Most GCC countries, including Saudi Arabia, the United Arab Emirates and Qatar, have their currencies pegged to the dollar and closely monitor the Fed’s policy moves, exposing the region to the immediate impact of monetary tightening in the world’s largest economy.

Saudi Arabia Benchmark Index (.one) Dr Sulaiman Al-Habib Medical Services fell 0.2% (4013.SE) down 1.6%.

Dubai main stock index (.DFMGI) The index fell 0.2% after hitting its highest level since 2015, dragged down by a 2.2% drop in top lender Emirates NBD (ENBD.DU).

Daniel Takieddine, chief executive of BDSwiss Middle East and North Africa, said the Dubai Stock Exchange was under pressure after surging over the past two days as investors rushed to secure gains.

“While price corrections are likely to persist to some extent, a strong and improving non-oil sector is likely to support sentiment and prices towards new highs.”

Business activity in UAE’s non-oil sector expands A survey released on Wednesday showed new orders rose at the fastest pace in four years in June.

The seasonally adjusted S&P Global UAE Purchasing Managers’ Index rose to 56.9 in June from 55.5 in May and remained above the 50-mark, pointing to a pickup in economic activity.

In Abu Dhabi, the index (.FTFADGI) rose 0.4%.

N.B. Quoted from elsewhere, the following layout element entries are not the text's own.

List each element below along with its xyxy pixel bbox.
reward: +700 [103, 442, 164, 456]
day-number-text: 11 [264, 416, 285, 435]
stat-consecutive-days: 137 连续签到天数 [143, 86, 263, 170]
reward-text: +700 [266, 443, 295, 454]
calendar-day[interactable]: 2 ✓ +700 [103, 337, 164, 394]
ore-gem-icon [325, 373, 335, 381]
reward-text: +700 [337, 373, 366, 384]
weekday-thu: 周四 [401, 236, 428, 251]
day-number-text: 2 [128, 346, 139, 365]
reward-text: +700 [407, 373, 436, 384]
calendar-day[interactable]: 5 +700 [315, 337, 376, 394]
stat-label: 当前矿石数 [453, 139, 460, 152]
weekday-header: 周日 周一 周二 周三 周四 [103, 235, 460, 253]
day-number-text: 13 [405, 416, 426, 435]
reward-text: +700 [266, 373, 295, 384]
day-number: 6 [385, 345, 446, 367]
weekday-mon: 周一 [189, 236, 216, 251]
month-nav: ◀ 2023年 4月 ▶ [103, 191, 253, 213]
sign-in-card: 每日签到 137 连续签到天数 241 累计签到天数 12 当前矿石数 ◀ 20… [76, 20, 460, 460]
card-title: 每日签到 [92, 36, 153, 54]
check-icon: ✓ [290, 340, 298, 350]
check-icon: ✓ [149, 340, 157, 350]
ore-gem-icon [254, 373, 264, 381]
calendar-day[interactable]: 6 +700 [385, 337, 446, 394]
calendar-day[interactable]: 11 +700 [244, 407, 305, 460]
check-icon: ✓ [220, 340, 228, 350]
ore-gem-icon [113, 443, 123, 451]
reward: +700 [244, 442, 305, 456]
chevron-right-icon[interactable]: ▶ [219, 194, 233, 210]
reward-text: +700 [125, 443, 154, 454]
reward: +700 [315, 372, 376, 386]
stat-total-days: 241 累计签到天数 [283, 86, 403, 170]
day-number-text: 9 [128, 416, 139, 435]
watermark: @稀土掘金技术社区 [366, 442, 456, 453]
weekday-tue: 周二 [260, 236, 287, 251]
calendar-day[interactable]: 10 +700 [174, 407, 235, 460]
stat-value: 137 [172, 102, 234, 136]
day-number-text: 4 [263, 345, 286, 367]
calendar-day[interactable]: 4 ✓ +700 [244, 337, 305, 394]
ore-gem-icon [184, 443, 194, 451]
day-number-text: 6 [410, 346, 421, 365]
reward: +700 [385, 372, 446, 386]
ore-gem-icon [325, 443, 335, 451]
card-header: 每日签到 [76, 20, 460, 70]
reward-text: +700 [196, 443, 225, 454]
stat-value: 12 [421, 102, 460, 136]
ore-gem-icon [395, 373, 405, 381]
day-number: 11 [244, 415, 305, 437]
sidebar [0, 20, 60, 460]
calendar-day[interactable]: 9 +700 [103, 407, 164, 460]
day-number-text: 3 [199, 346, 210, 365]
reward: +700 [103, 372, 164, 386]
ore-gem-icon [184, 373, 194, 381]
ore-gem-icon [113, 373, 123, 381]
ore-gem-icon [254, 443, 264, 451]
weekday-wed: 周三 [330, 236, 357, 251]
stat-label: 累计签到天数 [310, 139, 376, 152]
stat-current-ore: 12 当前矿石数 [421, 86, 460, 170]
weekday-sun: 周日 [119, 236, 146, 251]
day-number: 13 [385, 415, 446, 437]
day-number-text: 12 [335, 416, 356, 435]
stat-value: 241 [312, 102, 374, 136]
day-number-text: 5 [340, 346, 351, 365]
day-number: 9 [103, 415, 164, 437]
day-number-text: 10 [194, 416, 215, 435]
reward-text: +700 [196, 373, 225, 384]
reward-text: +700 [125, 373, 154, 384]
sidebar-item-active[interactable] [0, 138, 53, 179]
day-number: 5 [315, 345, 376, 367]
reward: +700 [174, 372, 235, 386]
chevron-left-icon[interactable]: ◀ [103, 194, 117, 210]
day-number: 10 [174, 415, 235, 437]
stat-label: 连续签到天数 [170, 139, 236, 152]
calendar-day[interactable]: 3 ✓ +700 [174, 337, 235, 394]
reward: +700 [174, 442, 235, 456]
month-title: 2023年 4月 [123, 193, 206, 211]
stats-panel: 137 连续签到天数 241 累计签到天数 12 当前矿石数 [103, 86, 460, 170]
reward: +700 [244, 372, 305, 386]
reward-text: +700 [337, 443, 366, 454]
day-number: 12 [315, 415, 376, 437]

Oil prices are a key catalyst for Gulf financial markets, Has not changed much That comes as concerns about the global economy collide with supply cuts announced this week by top crude exporters Saudi Arabia and Russia.

Outside the Gulf, Egypt Blue Chip Index (.EGX30) Shares fall 0.5%, weighed down by top lender Commerzbank, down 1% (COMI.CA).

Takiddin said the Egyptian market remained under pressure as local business conditions worsened as the non-oil private sector continued to retreat, but at a slower pace than before.

Reporting by Ateeq Shariff in Bengaluru; Editing by Shirpi Majumdar

Our standards: Thomson Reuters Trust Principles.